The defendant insists that there was no evidence adduced which tended to prove that the defendant’s brakeman, in directing the plaintiff to jump from the train, was then acting within the scope of his employment. It was shown by the evidence that the duty of the defendant’s brakeman was to assist passengers on and off the cars, and to call stations and the like. Passengers on entering a train or on leaving it are usually governed by the directions of the brakeman and porter. It seems to us that the defendant’s brake*149man, in directing the plaintiff to leave its train, was acting within the line of his duty. The act clearly pertained' to the duty of his employment, and for that reason the act of the brakeman was that for which the defendant was bound. Farber v. Railway, 32 Mo. App. 378; s. c., 116 Mo. 81.

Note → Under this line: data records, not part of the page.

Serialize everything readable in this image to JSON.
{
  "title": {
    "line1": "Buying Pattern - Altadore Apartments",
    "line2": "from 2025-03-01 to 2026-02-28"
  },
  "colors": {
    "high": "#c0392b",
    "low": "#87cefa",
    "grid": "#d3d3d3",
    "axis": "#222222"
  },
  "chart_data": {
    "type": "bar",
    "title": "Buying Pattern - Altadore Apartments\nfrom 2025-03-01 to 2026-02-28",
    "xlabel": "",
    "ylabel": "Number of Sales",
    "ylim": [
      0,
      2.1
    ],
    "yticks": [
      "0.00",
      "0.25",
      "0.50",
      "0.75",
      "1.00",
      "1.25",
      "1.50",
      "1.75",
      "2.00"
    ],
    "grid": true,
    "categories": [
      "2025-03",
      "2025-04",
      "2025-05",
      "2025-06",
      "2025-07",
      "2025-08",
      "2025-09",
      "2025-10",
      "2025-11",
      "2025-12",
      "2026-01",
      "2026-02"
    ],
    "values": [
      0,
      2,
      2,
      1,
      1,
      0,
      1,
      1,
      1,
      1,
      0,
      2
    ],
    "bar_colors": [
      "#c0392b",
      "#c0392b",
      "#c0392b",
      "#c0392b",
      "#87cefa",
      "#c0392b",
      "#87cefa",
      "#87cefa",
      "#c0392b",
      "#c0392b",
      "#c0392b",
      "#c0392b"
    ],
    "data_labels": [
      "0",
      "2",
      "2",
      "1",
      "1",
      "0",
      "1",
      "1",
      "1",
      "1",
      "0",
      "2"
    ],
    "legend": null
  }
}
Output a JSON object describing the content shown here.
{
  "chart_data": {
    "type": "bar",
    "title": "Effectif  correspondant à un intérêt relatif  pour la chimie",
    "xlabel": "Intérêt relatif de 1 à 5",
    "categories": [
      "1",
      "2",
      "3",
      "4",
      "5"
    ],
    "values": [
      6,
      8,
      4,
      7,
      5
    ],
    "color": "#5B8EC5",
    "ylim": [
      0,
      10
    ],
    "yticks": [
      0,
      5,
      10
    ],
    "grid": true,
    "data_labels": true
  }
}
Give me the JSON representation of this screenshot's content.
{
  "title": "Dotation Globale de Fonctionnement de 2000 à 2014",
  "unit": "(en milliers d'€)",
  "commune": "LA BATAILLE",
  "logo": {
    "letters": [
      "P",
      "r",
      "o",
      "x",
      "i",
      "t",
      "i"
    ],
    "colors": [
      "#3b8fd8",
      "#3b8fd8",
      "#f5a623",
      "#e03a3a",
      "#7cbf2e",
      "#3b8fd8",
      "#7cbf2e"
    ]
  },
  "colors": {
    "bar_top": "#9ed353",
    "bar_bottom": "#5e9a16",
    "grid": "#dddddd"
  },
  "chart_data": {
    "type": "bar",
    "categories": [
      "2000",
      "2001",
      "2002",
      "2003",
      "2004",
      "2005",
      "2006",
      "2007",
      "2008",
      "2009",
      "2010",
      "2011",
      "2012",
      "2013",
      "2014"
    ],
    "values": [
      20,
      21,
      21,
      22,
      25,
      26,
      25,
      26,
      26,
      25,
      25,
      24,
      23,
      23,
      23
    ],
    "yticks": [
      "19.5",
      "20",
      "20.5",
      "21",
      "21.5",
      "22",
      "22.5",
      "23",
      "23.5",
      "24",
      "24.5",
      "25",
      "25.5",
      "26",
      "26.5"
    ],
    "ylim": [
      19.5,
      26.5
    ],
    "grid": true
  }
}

The defendant complains further of the action of the court in giving the plaintiff’s first instruction, basing the complaint on the ground that there was no evidence adduced which tended to prove that the plaintiff was directed to leave defendant’s train by any one in the latter’s employ, or who had any authority to give plaintiff such directions, or who was then in charge of the train; and, therefore, the hypothesis of such instruction' was unsupported in that regard. The testimony of the plaintiff and that of the three witnesses who had been his traveling companions on the train, coupled with that of the defendant’s conductor, who was in charge of said train at the time plaintiff was injured, tend to quite satisfactorily prove that the person who directed the plaintiff to leave the train when he did was the brakeman, whose duty it was to direct passengers on and off that train.
The duty imposed on the brakeman to direct passengers in respect to entering and leaving a train is comprehended in that requiring him .to assist them in doing so. We think the evidence was ample to justify the giving of the plaintiff’s said instruction.
The judgment will be affirmed.
Ellison, J., concurs; Gill, J., not sitting.